2019 All-School Arts Festival: Intersection

 

Even the cold and snow could not dampen the enthusiasm of visitors at the Colorado Academy 2019 All-School Arts Festival.

The very-popular pizza truck raced to keep up with demand.

The very-popular pizza truck raced to keep up with demand.

No surprise that there was a line for the pizza truck, but there was also a line of students standing in the snow at the shaved ice truck! And, with more than 1,000 pieces of art on display, live music, and art-making activities around campus, there was something for everyone.

Nilaya Majmudar and her family enjoyed art displayed in the Lower School.

Nilaya Majmudar and her family enjoy art displayed in the Lower School.

How many pieces of art are displayed? 

Every student is represented with at least one piece of art. More than 1,000 pieces of art are displayed, representing students in Pre-K through Grade 12.

Students from all divisions enjoyed art on display in the Upper School.

Students from the Lower School view art on display in the Upper School.

How long does it take to get ready for the show?

Even with volunteer help, preparation for the All-School Arts Festival, which includes matting, framing, and labeling, consumes the entire month of April.

Rohan Mrig shows off his art in the Lower School.

How long does it take to hang all the art?

It takes a full week to hang everything.

Morgan Matijevich experiments with different media in the Ponzio Arts Center.

Morgan Matijevich experiments with different media in the Ponzio Arts Center.

How many Visual Arts faculty are involved?

All six art and photography teachers are involved, including Katy Hills, Angela Hottinger, Stashia Taylor, Jesse Myers, Alecia Maher, and Gwylym Cano.

Middle School students helped with art-making stations around the All-School Arts Festival.

Middle School students help with art-making stations around the Lower School.

What types of media are included?

Students display their drawing, painting, printmaking, digital art, ceramics, papier-mâché and polymer clay sculpture, sewing, weaving, felting, and mixed media.

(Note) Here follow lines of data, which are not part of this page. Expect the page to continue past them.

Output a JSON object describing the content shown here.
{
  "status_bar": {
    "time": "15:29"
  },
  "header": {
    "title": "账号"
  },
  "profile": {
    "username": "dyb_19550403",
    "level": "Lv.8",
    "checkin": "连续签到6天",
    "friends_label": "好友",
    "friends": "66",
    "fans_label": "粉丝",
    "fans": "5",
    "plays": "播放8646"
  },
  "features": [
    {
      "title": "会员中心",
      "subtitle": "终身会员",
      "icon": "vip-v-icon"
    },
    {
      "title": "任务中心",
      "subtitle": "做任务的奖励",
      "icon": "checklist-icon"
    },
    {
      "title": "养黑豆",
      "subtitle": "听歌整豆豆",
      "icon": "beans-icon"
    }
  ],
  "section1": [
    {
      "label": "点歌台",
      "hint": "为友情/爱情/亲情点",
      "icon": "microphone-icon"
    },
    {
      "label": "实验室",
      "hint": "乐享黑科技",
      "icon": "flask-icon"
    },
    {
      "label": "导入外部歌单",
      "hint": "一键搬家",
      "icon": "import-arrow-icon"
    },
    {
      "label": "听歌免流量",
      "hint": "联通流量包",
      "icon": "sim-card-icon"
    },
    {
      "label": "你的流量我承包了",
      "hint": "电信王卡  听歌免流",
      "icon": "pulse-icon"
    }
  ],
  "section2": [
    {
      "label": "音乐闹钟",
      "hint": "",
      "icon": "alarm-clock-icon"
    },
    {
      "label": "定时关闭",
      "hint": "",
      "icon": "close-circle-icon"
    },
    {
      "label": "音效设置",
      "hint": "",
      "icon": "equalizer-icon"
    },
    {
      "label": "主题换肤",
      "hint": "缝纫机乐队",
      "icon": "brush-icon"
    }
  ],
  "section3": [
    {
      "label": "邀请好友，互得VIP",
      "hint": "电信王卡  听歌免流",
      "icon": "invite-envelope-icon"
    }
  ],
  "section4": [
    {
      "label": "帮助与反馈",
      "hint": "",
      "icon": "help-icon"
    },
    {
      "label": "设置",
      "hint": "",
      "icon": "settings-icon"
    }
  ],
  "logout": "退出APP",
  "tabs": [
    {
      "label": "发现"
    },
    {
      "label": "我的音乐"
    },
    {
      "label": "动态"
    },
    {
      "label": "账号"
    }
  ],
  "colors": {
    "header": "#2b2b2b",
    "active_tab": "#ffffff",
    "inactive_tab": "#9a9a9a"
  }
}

Shira Toren teaching at the All-School Arts Festival

Shira Toren and Marshall Golden work on a canvas in the Ponzio Arts Center.

 Who was the professional artist and what was she teaching?

Shira Toren is an American-Israeli artist who helped students experiment with her unique techniques of layering plaster, graphite, and paint. Born in Tel-Aviv, Toren moved to New York City to study fine art and design. She works in her studios in Brooklyn, N.Y. At the Arts Festival, she invited people to work on two of her large-scale canvases, each canvas demonstrating two very different stages of her process. One canvas involved applying plaster to the canvas with trowels and spatulas and leaving intricate textures. The second canvas involved rubbing graphite powder onto the dried, plastered canvas. This interactive demonstration helped students realize how many layers go into a work of art. The finished product is on display in the Ponzio Arts Center Gallery. CA’s Upper Schoolers studied Toren’s work this fall and did an entire unit using her techniques and media. Examples of the work they did is on display in the northeast hallway of the Upper School. Shira Toren’s work will be on display in the Ponzio Arts Center through May 20.